Rigatoni Bolognese


December marks the transition from the sweet confections of Thanksgiving to the more complex, rewarding foods of winter. Sure, there’s still Hanukkah with its fried latkes and apple sauce (an easy thrill) and Christmas with its sticky, gooey ham (which could fit comfortably on the Thanksgiving table) but, for the most part, when the weather gets cold, the food gets better. Case in point? Marcella Hazan’s Rigatoni Bolognese.

Bolognese is like the sophisticated, better dressed cousin of chili. Those dusty, over-aged canisters of cumin and chili powder in your cabinet have no place in a Bolognese; here, the marriage of ground beef and tomatoes is harmonized elegantly with a strange, elusive combination of milk (which gets absorbed into the meat first), wine (which gets absorbed second) and, finally, that most bewitching of winter spices: nutmeg.

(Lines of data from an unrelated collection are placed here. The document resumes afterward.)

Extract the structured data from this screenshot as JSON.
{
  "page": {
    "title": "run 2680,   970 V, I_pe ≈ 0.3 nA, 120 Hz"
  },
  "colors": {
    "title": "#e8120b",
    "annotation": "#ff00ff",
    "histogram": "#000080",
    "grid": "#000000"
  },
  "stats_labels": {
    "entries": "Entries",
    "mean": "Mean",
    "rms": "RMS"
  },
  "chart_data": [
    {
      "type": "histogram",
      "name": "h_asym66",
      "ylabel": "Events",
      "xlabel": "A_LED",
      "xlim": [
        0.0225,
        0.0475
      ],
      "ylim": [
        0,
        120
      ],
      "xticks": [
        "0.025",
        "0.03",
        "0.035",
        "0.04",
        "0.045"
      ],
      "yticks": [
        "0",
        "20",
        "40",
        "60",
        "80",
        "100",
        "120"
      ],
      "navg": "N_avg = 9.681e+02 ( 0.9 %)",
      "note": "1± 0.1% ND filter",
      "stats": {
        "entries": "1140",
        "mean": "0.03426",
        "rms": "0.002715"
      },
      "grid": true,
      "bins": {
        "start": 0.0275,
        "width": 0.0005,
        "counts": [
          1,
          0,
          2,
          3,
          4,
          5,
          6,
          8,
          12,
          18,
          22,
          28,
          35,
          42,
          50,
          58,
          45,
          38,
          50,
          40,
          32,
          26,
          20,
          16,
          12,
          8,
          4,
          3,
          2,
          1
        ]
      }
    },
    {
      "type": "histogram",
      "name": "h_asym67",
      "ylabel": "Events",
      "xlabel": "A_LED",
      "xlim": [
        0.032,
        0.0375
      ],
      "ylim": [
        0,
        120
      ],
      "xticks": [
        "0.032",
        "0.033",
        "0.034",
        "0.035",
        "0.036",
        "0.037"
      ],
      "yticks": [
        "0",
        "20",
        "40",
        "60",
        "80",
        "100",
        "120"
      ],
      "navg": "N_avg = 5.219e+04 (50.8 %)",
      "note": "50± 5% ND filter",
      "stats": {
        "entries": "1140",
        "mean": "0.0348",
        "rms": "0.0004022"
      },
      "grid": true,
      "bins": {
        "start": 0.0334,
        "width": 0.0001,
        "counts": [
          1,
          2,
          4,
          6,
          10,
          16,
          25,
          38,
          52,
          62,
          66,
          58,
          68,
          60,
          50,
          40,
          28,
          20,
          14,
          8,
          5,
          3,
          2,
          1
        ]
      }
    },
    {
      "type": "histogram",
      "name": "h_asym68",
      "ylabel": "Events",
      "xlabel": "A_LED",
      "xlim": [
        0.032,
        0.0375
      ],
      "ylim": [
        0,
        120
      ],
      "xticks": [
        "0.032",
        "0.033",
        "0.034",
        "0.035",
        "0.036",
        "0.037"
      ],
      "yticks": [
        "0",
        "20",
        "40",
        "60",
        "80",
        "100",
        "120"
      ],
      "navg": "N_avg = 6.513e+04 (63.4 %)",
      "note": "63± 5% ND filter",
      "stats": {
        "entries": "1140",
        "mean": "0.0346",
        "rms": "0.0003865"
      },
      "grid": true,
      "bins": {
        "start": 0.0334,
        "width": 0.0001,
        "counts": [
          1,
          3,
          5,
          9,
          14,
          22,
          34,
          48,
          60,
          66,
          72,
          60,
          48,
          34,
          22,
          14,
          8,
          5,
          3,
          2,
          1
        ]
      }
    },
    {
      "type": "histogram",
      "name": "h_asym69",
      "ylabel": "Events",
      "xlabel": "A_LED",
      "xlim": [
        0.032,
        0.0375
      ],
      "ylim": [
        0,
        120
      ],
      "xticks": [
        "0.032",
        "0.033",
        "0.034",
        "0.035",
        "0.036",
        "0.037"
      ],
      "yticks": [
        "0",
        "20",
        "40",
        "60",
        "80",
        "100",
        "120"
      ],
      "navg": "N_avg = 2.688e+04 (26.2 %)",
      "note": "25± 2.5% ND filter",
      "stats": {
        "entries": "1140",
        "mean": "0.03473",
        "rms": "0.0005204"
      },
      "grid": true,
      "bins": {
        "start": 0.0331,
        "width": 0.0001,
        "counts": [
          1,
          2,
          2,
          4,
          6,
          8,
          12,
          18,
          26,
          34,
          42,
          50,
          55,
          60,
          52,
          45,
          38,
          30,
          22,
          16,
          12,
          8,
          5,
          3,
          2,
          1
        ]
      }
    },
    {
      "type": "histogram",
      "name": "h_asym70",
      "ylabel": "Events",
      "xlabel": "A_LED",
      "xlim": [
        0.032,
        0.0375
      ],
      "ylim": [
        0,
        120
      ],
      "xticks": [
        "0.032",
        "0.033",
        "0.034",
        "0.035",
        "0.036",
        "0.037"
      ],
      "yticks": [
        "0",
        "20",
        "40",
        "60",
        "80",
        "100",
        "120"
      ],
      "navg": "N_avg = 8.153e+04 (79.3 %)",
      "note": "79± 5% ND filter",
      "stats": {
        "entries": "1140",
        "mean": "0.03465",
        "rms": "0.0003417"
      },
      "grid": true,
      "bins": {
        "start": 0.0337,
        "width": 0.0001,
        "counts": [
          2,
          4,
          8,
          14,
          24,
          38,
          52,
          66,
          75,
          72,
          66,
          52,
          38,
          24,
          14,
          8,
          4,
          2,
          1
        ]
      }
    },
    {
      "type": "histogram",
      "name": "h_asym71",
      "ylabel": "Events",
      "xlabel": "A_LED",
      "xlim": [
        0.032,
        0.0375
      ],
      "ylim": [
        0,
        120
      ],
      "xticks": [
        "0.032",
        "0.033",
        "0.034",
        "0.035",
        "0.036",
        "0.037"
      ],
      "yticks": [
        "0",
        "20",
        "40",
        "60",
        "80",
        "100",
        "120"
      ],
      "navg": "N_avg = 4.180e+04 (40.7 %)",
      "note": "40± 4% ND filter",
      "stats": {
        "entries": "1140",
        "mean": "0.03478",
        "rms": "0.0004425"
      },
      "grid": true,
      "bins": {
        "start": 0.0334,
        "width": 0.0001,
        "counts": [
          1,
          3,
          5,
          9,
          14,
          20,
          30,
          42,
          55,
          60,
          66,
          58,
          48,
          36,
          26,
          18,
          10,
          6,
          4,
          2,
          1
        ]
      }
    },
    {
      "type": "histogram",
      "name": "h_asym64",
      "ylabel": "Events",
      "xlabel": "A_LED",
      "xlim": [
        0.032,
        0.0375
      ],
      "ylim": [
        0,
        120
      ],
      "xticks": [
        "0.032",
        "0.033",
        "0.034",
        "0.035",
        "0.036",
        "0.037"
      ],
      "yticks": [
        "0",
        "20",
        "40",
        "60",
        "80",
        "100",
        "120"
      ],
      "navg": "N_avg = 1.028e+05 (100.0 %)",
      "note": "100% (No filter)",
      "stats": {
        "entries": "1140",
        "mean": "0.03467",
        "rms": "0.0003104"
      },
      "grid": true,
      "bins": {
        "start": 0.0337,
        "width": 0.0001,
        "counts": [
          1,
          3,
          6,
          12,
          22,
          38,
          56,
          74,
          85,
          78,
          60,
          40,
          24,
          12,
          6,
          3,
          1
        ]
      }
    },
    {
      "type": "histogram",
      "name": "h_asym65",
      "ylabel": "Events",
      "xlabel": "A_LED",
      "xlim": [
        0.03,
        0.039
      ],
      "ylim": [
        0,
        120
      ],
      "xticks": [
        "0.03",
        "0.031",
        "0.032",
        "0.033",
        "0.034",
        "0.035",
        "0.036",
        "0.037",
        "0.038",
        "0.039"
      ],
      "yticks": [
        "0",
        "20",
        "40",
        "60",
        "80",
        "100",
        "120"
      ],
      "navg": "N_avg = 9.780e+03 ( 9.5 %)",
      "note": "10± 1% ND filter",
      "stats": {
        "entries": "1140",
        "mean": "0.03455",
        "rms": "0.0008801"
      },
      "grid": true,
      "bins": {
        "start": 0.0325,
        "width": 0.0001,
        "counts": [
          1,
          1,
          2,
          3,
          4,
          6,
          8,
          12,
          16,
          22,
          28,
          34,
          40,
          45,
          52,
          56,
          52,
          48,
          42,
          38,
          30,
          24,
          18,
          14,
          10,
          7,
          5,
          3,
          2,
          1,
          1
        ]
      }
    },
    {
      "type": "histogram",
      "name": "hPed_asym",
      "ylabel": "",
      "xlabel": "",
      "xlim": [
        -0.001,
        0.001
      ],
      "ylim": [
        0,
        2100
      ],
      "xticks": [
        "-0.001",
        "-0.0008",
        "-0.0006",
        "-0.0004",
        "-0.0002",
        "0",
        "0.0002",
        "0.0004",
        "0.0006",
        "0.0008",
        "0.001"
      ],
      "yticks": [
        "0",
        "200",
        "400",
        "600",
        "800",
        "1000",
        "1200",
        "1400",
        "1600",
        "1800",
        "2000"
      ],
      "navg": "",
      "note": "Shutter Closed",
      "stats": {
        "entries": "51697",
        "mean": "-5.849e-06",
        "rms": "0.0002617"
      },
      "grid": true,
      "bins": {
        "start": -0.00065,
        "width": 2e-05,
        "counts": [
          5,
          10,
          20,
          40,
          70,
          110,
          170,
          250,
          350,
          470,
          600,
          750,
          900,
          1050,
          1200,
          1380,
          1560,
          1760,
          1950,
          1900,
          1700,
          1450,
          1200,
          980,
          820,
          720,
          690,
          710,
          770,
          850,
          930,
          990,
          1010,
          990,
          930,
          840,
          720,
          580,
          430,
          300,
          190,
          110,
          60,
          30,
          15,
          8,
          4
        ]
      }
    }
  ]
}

But it’s milk, in fact, which is at the root of what makes Bolognese so fantastic: this, unlike most olive oil based sauces, is a lactic exercise. The vegetables are sauteed in butter, then there’s the milk added to the meat, and finally you add more butter and grated cheese at the end. Bolognese, therefore, might be seen as the ultimate celebration of the cow: both its meat and its milk are used to achieve a sublime whole. I can’t think of a better dish to serve on a cold winter’s night; the union of meat and milk–two instantly familiar foods, both nourishing in their own ways–is a direct formula for cold weather comfort.

So how do you make it?

It’s really easy. You just need time (about three hours) and the following ingredients:



1 Tbs vegetable oil

3 Tbs butter plus 1 Tbs for tossing the pasta

1/2 cup chopped onion

2/3 cup chopped celery

2/3 cup chopped carrot

3/4 pound ground beef chuck


Black pepper, fresh from the mill

1 cup whole milk

Whole nutmeg

1 cup dry white wine (I used Vermouth and it worked fine)

1 1/2 cups canned imported Italian plum tomatoes, cut up, with their juice

1 1/4 to 1 1/2 pounds pasta (I used just 1 pound of dried rigatoni)

Freshly grated parmigiano-reggiano cheese

[Note: the amounts of onion, celery, carrots, meat, etc. don’t need to be exact. I sort of eyeballed it, using more than the recipe instructed.]

1. Put the oil, butter, and chopped onion in the pot and turn the heat to medium. Cook until the onion’s translucent, then add the celery and carrot and cook for 2 minutes more until coated well.


2. Add the ground beef, a large pinch of salt, and a few grindings of pepper; crumble the meat with a fork and stir until the beef has lost its raw, red color. [Don’t take it too far here; remember, it’s going to cook for a few hours more.]

3. Now the cool part: add the milk and let it simmer gently, stirring frequently, until it has bubbled away completely.


Add a tiny grating–about 1/8 teaspoon–of nutmeg and stir. (I added a bit more than that, but it’s not advisable. I just really like nutmeg.)

4. Add the wine, let it simmer until it’s evaporated, then add the tomatoes and stir thoroughly to coat all the ingredients.


When the tomatoes begin to bubble, turn the heat down so the sauce cooks at the laziest of simmers (just an intermittent bubble here and there). Cook, uncovered, for 3 hours or more, stirring from time to time. (This is a recipe to start late in the afternoon so you’re not dying of hunger when it’s done 3 hours later.) According to Marcella: “While the sauce is cooking, you are likely to find that it begins to dry out and the fat separates from the meat. To keep it from sticking, continue the cooking, adding 1/2 cup of water whenever necessary. At the end, however, no water at all must be left and the fat must separate from the sauce. Taste and correct for salt.”

Look how different it looks three hours later:


If that picture doesn’t arouse your tastebuds, your tastebuds are dead on the inside and need to get out of this relationship. Seriously: that image is enough to make me want to eat Bolognese forever.

5. At the 3 hour mark, or 10 minutes before, cook your rigatoni in lots of boiling water until al dente. Add to the Bolognese pot with 1 Tbs butter and stir all around.


Serve with lots of grated Parmesan and enjoy the first truly wonderful taste of winter. You’ll wish it stayed cold forever.